Kankakee Valley Post, Volume 2, Number 26, DeMotte, Jasper County, 19 January 1933 — Dinner Menus of Past and Present [ARTICLE]

Dinner Menus of Past and Present

In the yard next door a turkey gobbler paced hack and forth, complaining bittterly about our tiresome habit of feasting on holidays. Once he was a luxury which only the affluent could afford, but now he is out of luck, for turkeys cost less than they have in many years. Time was when turkeys feared for their lives only twice a year, but now they’re in constant danger because they have slipped from the luxury class. Back in 1850 Christmas dinner for a well-to-do American family would have consisted of 12 meat courses and only a couple of vegetables. To-

day the idea makes us shudder, for doctors tell us that so much meat is not good for us, and that the lowly vegetable once scorned by the rich is full of vitamins necessary to health. Calories have changed our eating habits a lot. Dr. Julius Klein, assistant secretary of commerce, says that historians have overlooked the influence that hunger has had upon history.
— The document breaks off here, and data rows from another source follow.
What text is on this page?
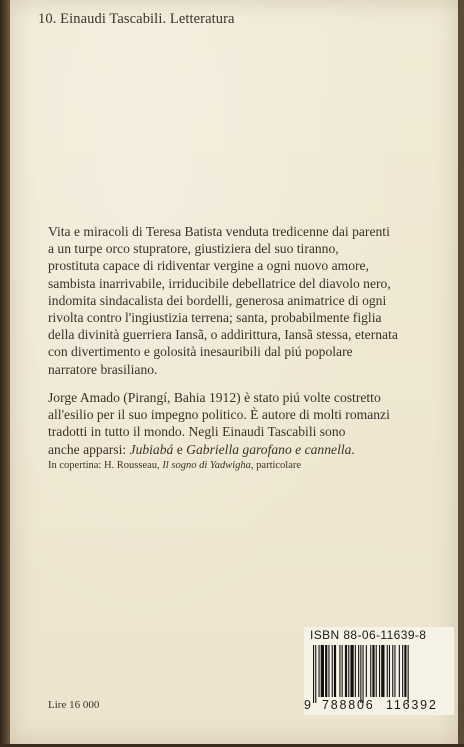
10. Einaudi Tascabili. Letteratura
Vita e miracoli di Teresa Batista venduta tredicenne dai parenti
a un turpe orco stupratore, giustiziera del suo tiranno,
prostituta capace di ridiventar vergine a ogni nuovo amore,
sambista inarrivabile, irriducibile debellatrice del diavolo nero,
indomita sindacalista dei bordelli, generosa animatrice di ogni
rivolta contro l'ingiustizia terrena; santa, probabilmente figlia
della divinità guerriera Iansã, o addirittura, Iansã stessa, eternata
con divertimento e golosità inesauribili dal piú popolare
narratore brasiliano.
Jorge Amado (Pirangí, Bahia 1912) è stato piú volte costretto
all'esilio per il suo impegno politico. È autore di molti romanzi
tradotti in tutto il mondo. Negli Einaudi Tascabili sono
anche apparsi: Jubiabá e Gabriella garofano e cannella.
In copertina: H. Rousseau, Il sogno di Yadwigha, particolare
Lire 16 000
ISBN 88-06-11639-8
9 788806 116392
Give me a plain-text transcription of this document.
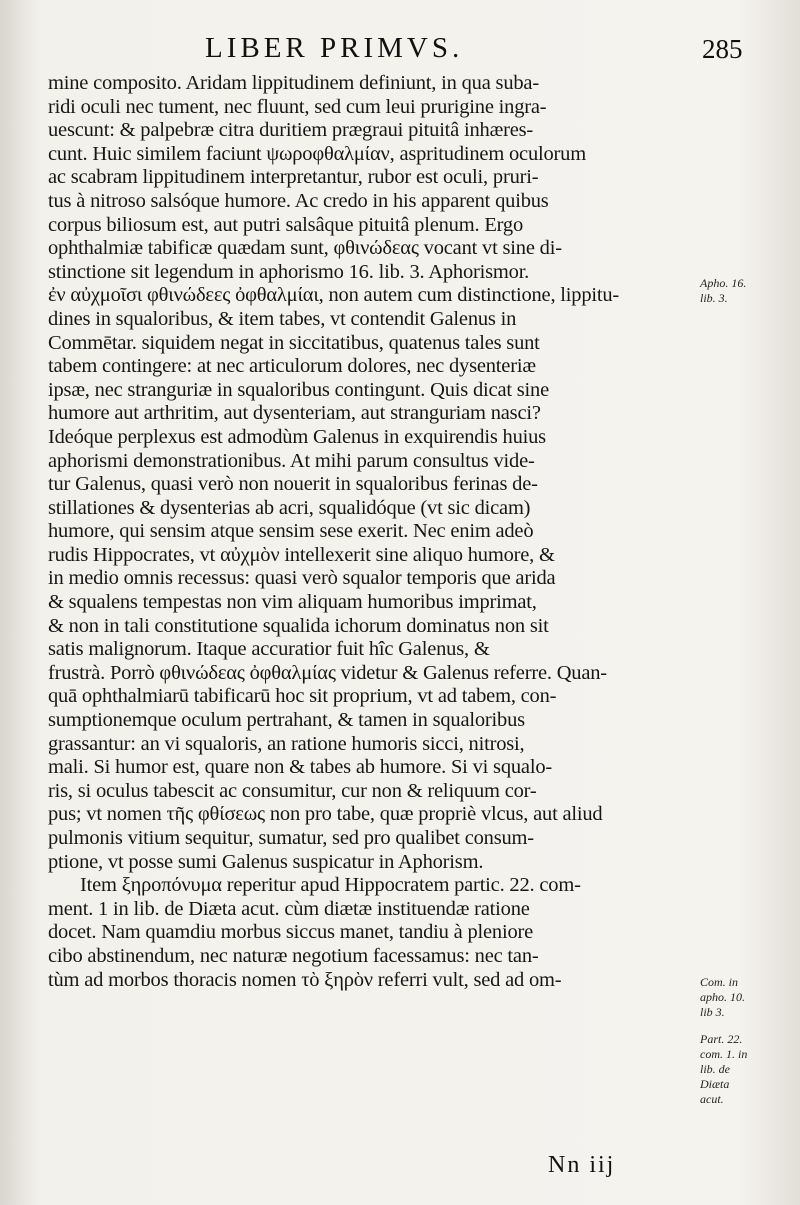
LIBER PRIMVS.	285
mine composito. Aridam lippitudinem definiunt, in qua suba-
ridi oculi nec tument, nec fluunt, sed cum leui prurigine ingra-
uescunt: & palpebræ citra duritiem prægraui pituitâ inhæres-
cunt. Huic similem faciunt ψωροφθαλμίαν, aspritudinem oculorum
ac scabram lippitudinem interpretantur, rubor est oculi, pruri-
tus à nitroso salsóque humore. Ac credo in his apparent quibus
corpus biliosum est, aut putri salsâque pituitâ plenum. Ergo
ophthalmiæ tabificæ quædam sunt, φθινώδεας vocant vt sine di-
stinctione sit legendum in aphorismo 16. lib. 3. Aphorismor.
ἐν αὐχμοῖσι φθινώδεες ὀφθαλμίαι, non autem cum distinctione, lippitu-
dines in squaloribus, & item tabes, vt contendit Galenus in
Commētar. siquidem negat in siccitatibus, quatenus tales sunt
tabem contingere: at nec articulorum dolores, nec dysenteriæ
ipsæ, nec stranguriæ in squaloribus contingunt. Quis dicat sine
humore aut arthritim, aut dysenteriam, aut stranguriam nasci?
Ideóque perplexus est admodùm Galenus in exquirendis huius
aphorismi demonstrationibus. At mihi parum consultus vide-
tur Galenus, quasi verò non nouerit in squaloribus ferinas de-
stillationes & dysenterias ab acri, squalidóque (vt sic dicam)
humore, qui sensim atque sensim sese exerit. Nec enim adeò
rudis Hippocrates, vt αὐχμὸν intellexerit sine aliquo humore, &
in medio omnis recessus: quasi verò squalor temporis que arida
& squalens tempestas non vim aliquam humoribus imprimat,
& non in tali constitutione squalida ichorum dominatus non sit
satis malignorum. Itaque accuratior fuit hîc Galenus, &
frustrà. Porrò φθινώδεας ὀφθαλμίας videtur & Galenus referre. Quan-
quā ophthalmiarū tabificarū hoc sit proprium, vt ad tabem, con-
sumptionemque oculum pertrahant, & tamen in squaloribus
grassantur: an vi squaloris, an ratione humoris sicci, nitrosi,
mali. Si humor est, quare non & tabes ab humore. Si vi squalo-
ris, si oculus tabescit ac consumitur, cur non & reliquum cor-
pus; vt nomen τῆς φθίσεως non pro tabe, quæ propriè vlcus, aut aliud
pulmonis vitium sequitur, sumatur, sed pro qualibet consum-
ptione, vt posse sumi Galenus suspicatur in Aphorism.
Item ξηροπόνυμα reperitur apud Hippocratem partic. 22. com-
ment. 1 in lib. de Diæta acut. cùm diætæ instituendæ ratione
docet. Nam quamdiu morbus siccus manet, tandiu à pleniore
cibo abstinendum, nec naturæ negotium facessamus: nec tan-
tùm ad morbos thoracis nomen τὸ ξηρὸν referri vult, sed ad om-
Apho. 16.
lib. 3.
Com. in
apho. 10.
lib 3.
Part. 22.
com. 1. in
lib. de
Diæta
acut.
Nn iij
Our stories of the past deal with crowned heads and pompous potentates, with wars and movements of peoples. “It would make a fascinating tale,” writes Doctor Klein, “and in some ways a far more important one in terms of recording human experience, if we undertook to learn more about a people from a study of its cookbooks.” For example, a cookbook published in the days of Columbus shows that a dinner in those days for anyone who really amounted to anything in Spanish society consisted of from 12 to 16 meat courses. No person of quality would have dared serve vegetables at his table, for in so doing

he would appear to be economizing at the expense of his guests. That was before it became smart to be thrifty, and it was thought that vegetables were humble fare fit only for peasants who couldn’t afford meat. Then, too, vegetables were scarce, since they grew best in tropical countries, and transportation was undeveloped. Besides they were perishable, and the refrigerator was un-known.--Indianapolis News.